3. Multi-Cluster Bukan Satu Pattern
Ada banyak alasan memakai lebih dari satu cluster. Setiap alasan menghasilkan desain networking berbeda.
| Reason | Networking Implication |
|---|---|
| Regional availability | Butuh global ingress, locality, failover, health signal akurat |
| Blast-radius isolation | Jangan terlalu banyak shared control plane/network dependency |
| Compliance/data residency | Traffic tidak boleh lintas wilayah/data boundary sembarangan |
| Team tenancy | Discovery dan policy harus mencegah cross-team coupling liar |
| Cluster lifecycle | Butuh migration/drain path antar cluster |
| Scale limit | Butuh sharding discovery, telemetry, policy, dan gateway capacity |
| Edge/latency | Butuh route ke cluster terdekat, bukan sekadar available |
| Platform migration | Butuh coexistence antara old/new cluster |
| Disaster recovery | Butuh recovery objective, data replication, DNS/failover runbook |
Anti-pattern:
Menganggap multi-cluster selalu berarti active-active global traffic.
Kadang desain terbaik adalah:
- active-passive;
- warm standby;
- per-region isolated active;
- per-tenant cluster;
- blue/green cluster migration;
- management-plane multi-cluster tanpa data-plane connectivity;
- global ingress only, no east-west cross-cluster service calls.
Prinsip:
Start from failure domain and data ownership, not from tools.
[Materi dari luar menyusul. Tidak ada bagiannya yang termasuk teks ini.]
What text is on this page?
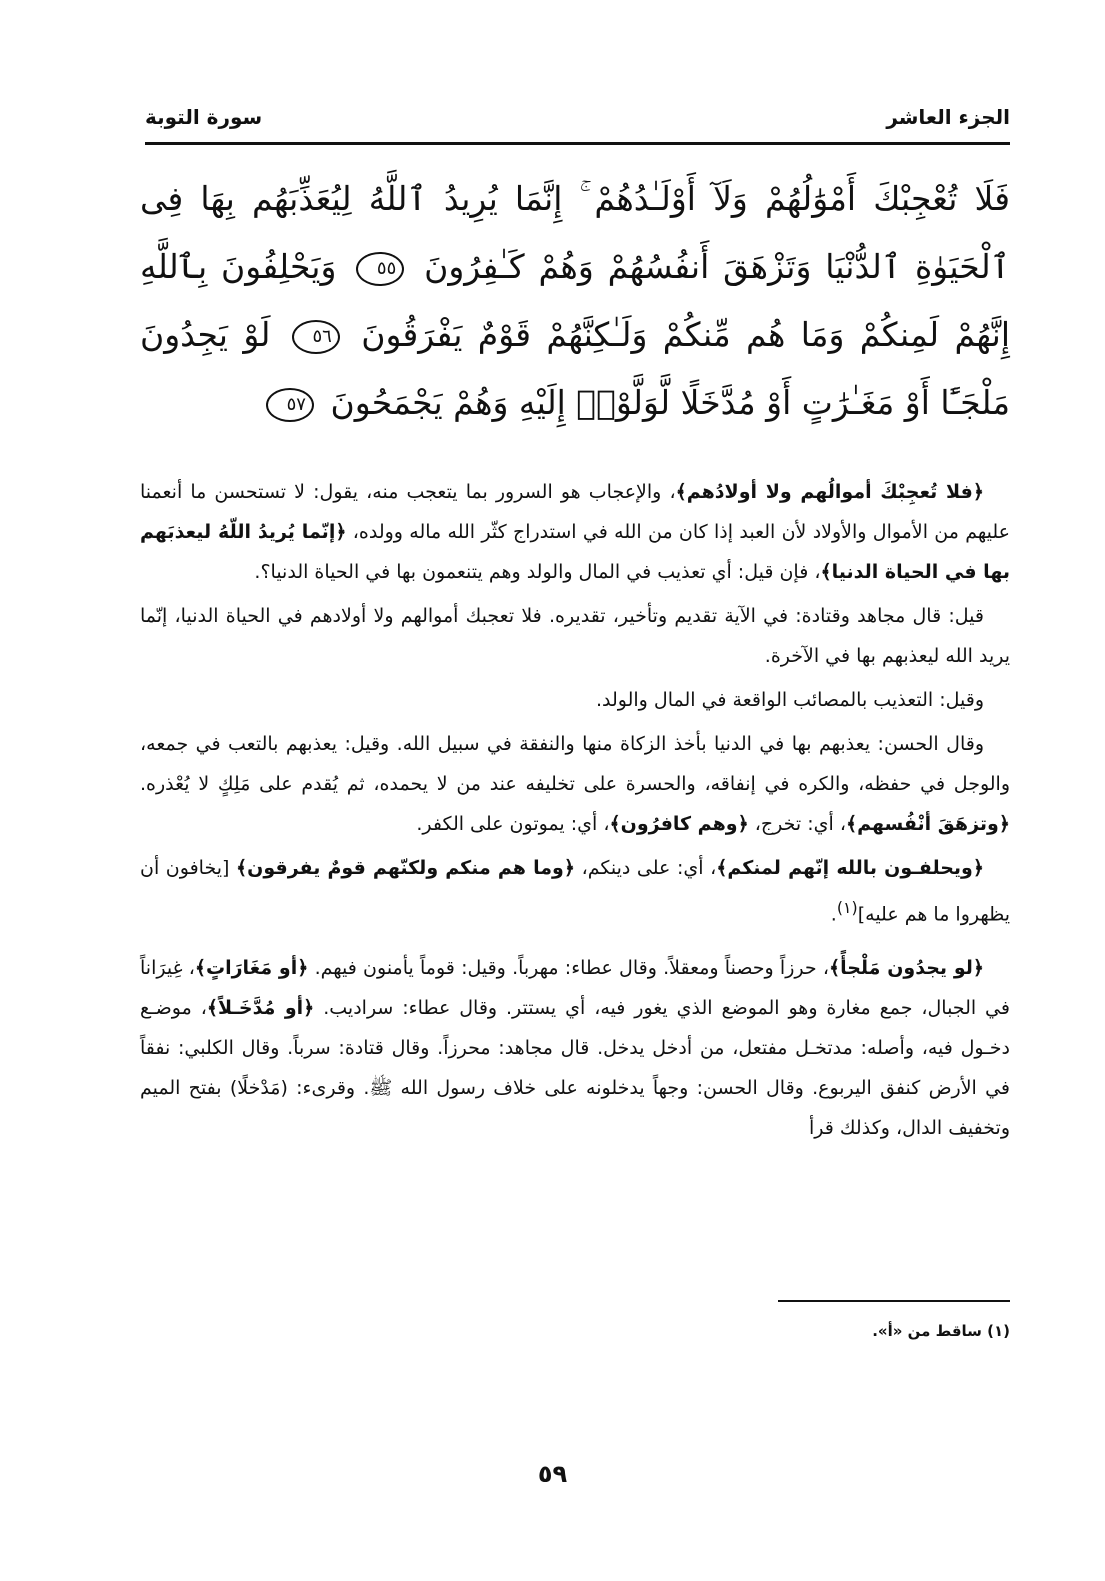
الجزء العاشر
سورة التوبة
فَلَا تُعْجِبْكَ أَمْوَٰلُهُمْ وَلَآ أَوْلَـٰدُهُمْ ۚ إِنَّمَا يُرِيدُ ٱللَّهُ لِيُعَذِّبَهُم بِهَا فِى ٱلْحَيَوٰةِ ٱلدُّنْيَا وَتَزْهَقَ أَنفُسُهُمْ وَهُمْ كَـٰفِرُونَ ٥٥ وَيَحْلِفُونَ بِٱللَّهِ إِنَّهُمْ لَمِنكُمْ وَمَا هُم مِّنكُمْ وَلَـٰكِنَّهُمْ قَوْمٌ يَفْرَقُونَ ٥٦ لَوْ يَجِدُونَ مَلْجَـًٔا أَوْ مَغَـٰرَٰتٍ أَوْ مُدَّخَلًا لَّوَلَّوْا۟ إِلَيْهِ وَهُمْ يَجْمَحُونَ ٥٧

﴿فلا تُعجِبْكَ أموالُهم ولا أولادُهم﴾، والإعجاب هو السرور بما يتعجب منه، يقول: لا تستحسن ما أنعمنا عليهم من الأموال والأولاد لأن العبد إذا كان من الله في استدراج كثّر الله ماله وولده، ﴿إنّما يُريدُ اللّهُ ليعذبَهم بها في الحياة الدنيا﴾، فإن قيل: أي تعذيب في المال والولد وهم يتنعمون بها في الحياة الدنيا؟.

قيل: قال مجاهد وقتادة: في الآية تقديم وتأخير، تقديره. فلا تعجبك أموالهم ولا أولادهم في الحياة الدنيا، إنّما يريد الله ليعذبهم بها في الآخرة.

وقيل: التعذيب بالمصائب الواقعة في المال والولد.

وقال الحسن: يعذبهم بها في الدنيا بأخذ الزكاة منها والنفقة في سبيل الله. وقيل: يعذبهم بالتعب في جمعه، والوجل في حفظه، والكره في إنفاقه، والحسرة على تخليفه عند من لا يحمده، ثم يُقدم على مَلِكٍ لا يُعْذره. ﴿وتزهَقَ أنْفُسهم﴾، أي: تخرج، ﴿وهم كافرُون﴾، أي: يموتون على الكفر.

﴿ويحلفـون بالله إنّهم لمنكم﴾، أي: على دينكم، ﴿وما هم منكم ولكنّهم قومٌ يفرقون﴾ [يخافون أن يظهروا ما هم عليه]$^{(١)}$.

﴿لو يجدُون مَلْجأً﴾، حرزاً وحصناً ومعقلاً. وقال عطاء: مهرباً. وقيل: قوماً يأمنون فيهم. ﴿أو مَغَارَاتٍ﴾، غِيرَاناً في الجبال، جمع مغارة وهو الموضع الذي يغور فيه، أي يستتر. وقال عطاء: سراديب. ﴿أو مُدَّخَـلاً﴾، موضـع دخـول فيه، وأصله: مدتخـل مفتعل، من أدخل يدخل. قال مجاهد: محرزاً. وقال قتادة: سرباً. وقال الكلبي: نفقاً في الأرض كنفق اليربوع. وقال الحسن: وجهاً يدخلونه على خلاف رسول الله ﷺ. وقرىء: (مَدْخلًا) بفتح الميم وتخفيف الدال، وكذلك قرأ

(١) ساقط من «أ».
٥٩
4. Cluster Boundary sebagai Architectural Boundary
Cluster bukan sekadar tempat menjalankan Pod. Dalam produksi, cluster sering menjadi boundary untuk:
- identity;
- policy;
- blast radius;
- network address space;
- certificate issuance;
- platform ownership;
- quota;
- upgrade lifecycle;
- compliance scope;
- incident domain.
Jika Anda membuat service lintas cluster seolah-olah semuanya satu cluster besar, Anda mungkin menghapus boundary yang sebenarnya dibutuhkan.
Mental model:
Pertanyaan review:
Jika Cluster A compromised, apa yang bisa diakses di Cluster B?
Jika policy di Cluster B salah, apakah traffic dari Cluster A bisa masuk?
Jika identity issuer A gagal, apakah B tetap bisa memverifikasi workload A?
Jika DNS global salah, apakah semua cluster terdampak?
5. Topologi Multi-Cluster Networking
5.1 Isolated Clusters with Global Edge Only
Cluster tidak saling memanggil secara langsung. User traffic masuk lewat global DNS/LB ke cluster yang sesuai.
Cocok untuk:
- stateless regional service;
- strong blast-radius isolation;
- data residency;
- low cross-cluster coupling.
Kelemahan:
- service dependency harus regionalized;
- failover bergantung global edge;
- data replication harus diselesaikan di layer lain.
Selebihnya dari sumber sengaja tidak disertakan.